Table 4 Equivalence class formed by eight circular codes. Each column represents one of the 216 circular codes \(X_i\), where \(i \in \{1,\dots ,216\}\). The codes are related through the group of transformations \(D_8\). For instance AAC \(\in X_{173}\) and KM(AAC) = CCA \(\in X_{192}\).
Full size table

Coverage of a circular code

The coverage of a circular code over a specific sequence or organism, is a key quantity to study the role played by circular codes in translation. It is the cumulative codon usage of the codons belonging to a code and can be seen as a measure of the “goodness” of a code, see also29. It can be interpreted as a sort of aggregate codon usage of the set of codons of the code. In the following we provide a rigorous mathematical definition.

Given a genome i, we define its codon distribution (or codon usage) \({\mathbf {p}}_i\) over the set of codons of \({\mathcal {B}}^3\) as:

Codons

\(x_{1}\)

\(\dots\)

\(x_{k}\)

\(\dots\)

\(x_{64}\)

Usage

\(p_{1i}\)

\(\dots\)

\(p_{ki}\)

\(\dots\)

\(p_{64\,i}\)

where \(x_k \in {\mathcal {B}}^3\) and \(p_{ki} \in {\mathbf {p}}_i\). Next, we define the coverage of a code as the cumulative codon usage over the set of codons that compose the code.

Definition 1

Given a circular code \(X_j \in {\mathfrak {C}}\) where \(j = 1,\dots ,216\) and a genome i, we define as \(\mathrm {C}_{ij}\) the coverage of code \(X_j\) over genome i: \(\mathrm {C}_{ij} = \sum _{k=1}^{64} p_{ki} \; I_{X_j}(x_k),\) where \(I_A(x)\) is the indicator function, i.e. \(I_A(x) = 1\) if \(x \in A\), 0 otherwise.

Clearly, the coverage ranges in [0, 1].

Example 3

Consider the sequence \(\hbox {CAT}\; \hbox {CTG}\; \hbox {AAT}\; \hbox {GGA}\;\) CTG and the two codes \(X_1 = \{\mathrm {CTG}, \mathrm {AAT}\}\), \(X_2 = \{\mathrm {GGA}, \mathrm {TGT}\}\). The codon usage of the sequence is

Codons

CAT

CTG

AAT

GGA

Usage

1/5

2/5

1/5

1/5

The coverage of \(X_1\) results \(2/5 + 1/5 = 3/5 = 0.60\), and that of \(X_2\) results \(1/5 = 0.20\).

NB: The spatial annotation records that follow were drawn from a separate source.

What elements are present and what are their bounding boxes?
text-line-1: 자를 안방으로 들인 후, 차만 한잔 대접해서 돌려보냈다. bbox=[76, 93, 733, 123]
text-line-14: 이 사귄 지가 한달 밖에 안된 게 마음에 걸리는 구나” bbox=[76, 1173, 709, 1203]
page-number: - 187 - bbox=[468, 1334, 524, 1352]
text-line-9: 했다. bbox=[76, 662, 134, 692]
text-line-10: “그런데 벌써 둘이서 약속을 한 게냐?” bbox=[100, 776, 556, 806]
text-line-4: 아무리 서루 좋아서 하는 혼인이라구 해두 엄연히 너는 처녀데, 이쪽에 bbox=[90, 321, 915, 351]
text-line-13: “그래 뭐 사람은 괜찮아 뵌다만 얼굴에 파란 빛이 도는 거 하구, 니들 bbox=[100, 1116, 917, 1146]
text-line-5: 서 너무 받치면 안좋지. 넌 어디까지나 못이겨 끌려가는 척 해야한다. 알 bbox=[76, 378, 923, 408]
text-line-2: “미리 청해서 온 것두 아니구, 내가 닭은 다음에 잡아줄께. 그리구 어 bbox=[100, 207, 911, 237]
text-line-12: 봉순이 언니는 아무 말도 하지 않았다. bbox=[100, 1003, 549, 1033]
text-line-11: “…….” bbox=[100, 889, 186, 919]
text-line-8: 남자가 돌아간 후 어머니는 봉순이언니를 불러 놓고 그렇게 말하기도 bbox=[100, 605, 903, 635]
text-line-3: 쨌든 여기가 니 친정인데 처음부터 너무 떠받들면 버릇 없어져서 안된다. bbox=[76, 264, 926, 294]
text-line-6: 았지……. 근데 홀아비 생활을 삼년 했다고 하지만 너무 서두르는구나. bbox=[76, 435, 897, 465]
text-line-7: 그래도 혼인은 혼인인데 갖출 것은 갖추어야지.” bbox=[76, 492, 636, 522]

Note that the coverage, as defined in29, accounts for the simultaneous coverage of a code in the three frames but here we consider the coverage in the three frames separately. Also, other indicators have been proposed to study the properties of circular codes, see e.g.24 and references therein, but the coverage appears the most appropriate to our aim.